Review of Lion of Ireland by Morgan Llywelyn

Lion of Ireland - Morgan Llywelyn align=Lion of Ireland by Morgan LLewlyn

Oh, where, Kincora! is Brian the Great?
And where is the beauty that once was thine ?
Oh, where are the princes and nobles that sate
At the feast in thy halls, and drank the red wine?
Where, oh, Kincora?

Oh, where, Kincora! are thy valorous lords?
Oh, whither, thou Hospitable! are they gone?
Oh, where are the Dalcassians of the Golden Swords?
And where are the warriors that Brian led on?
Where, oh, Kincora?

– From the Lamentation of Mac Liag for Kincora

Ireland. A land of beauty. A land of stretching green hills and blue waters that crash against the coastal cliffs. A mysterious land at the edge of the world. For 10th century Irishmen, it was a land fraught with warfare among the Irish tribes and the Norse invaders from Scandinavia. It was a land where no man could find peace.
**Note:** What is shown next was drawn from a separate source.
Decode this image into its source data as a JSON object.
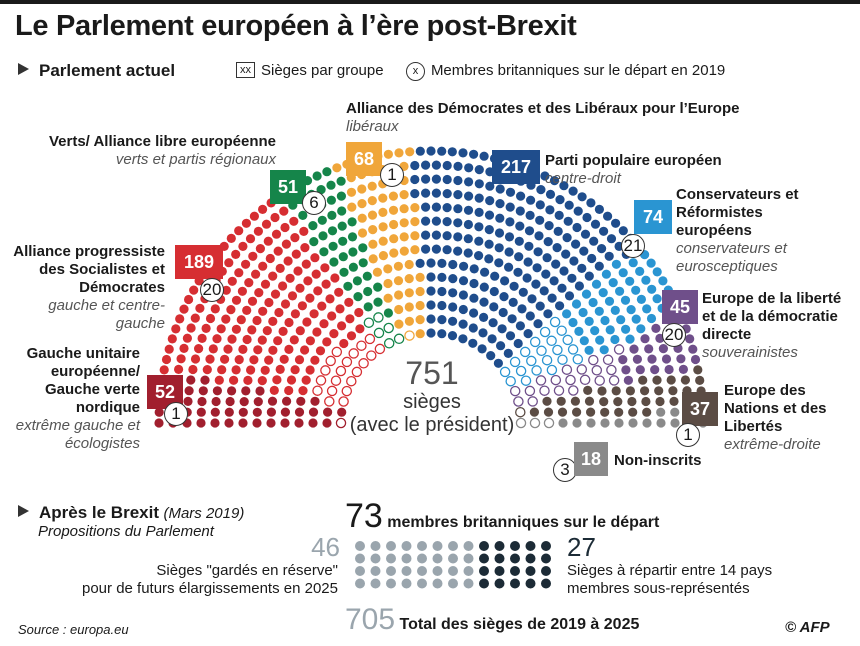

For Brian mac Cennedi (Brian Boru), it was home. As a young child among twelve brothers and sisters, Brian saw Ireland as it could be, and as all young boys do, Brian dreamed. He dreamed of a unified Ireland that would one day exist undisturbed from the outside threats of the Norsemen and the inner rivalries among the various tribes.

Though he never thought he would be the one to lead the Irish people to greatness.

Brian is considered among some historians to be the greatest king in Irish history. As a young boy, he experienced first-hand the horrors of war, the memories of which would always remain with him and later spark in him a warrior spirit that could not be quenched until Ireland was free and finally at peace.

Lion of Ireland is the story of Brian. It is the story of Ireland. It is an epic that follows the life of Brian from age nine until his death. Almost all of the characters in the novel are actual people in history. A few of the them are fictional, like Brian’s first love Fiona and his closest friend Padraic. Morgan Llywelyn does a great job with representing all of her characters, though I do wish she had done more with Fiona. Fiona’s character appears near the beginning of the novel but only returns sporadically throughout the rest of the book.

Overall, the pacing of the story is good, the characters are well envisioned, and the dialogue is realistic. I highly recommend this book to anyone interested in learning about medieval Irish history.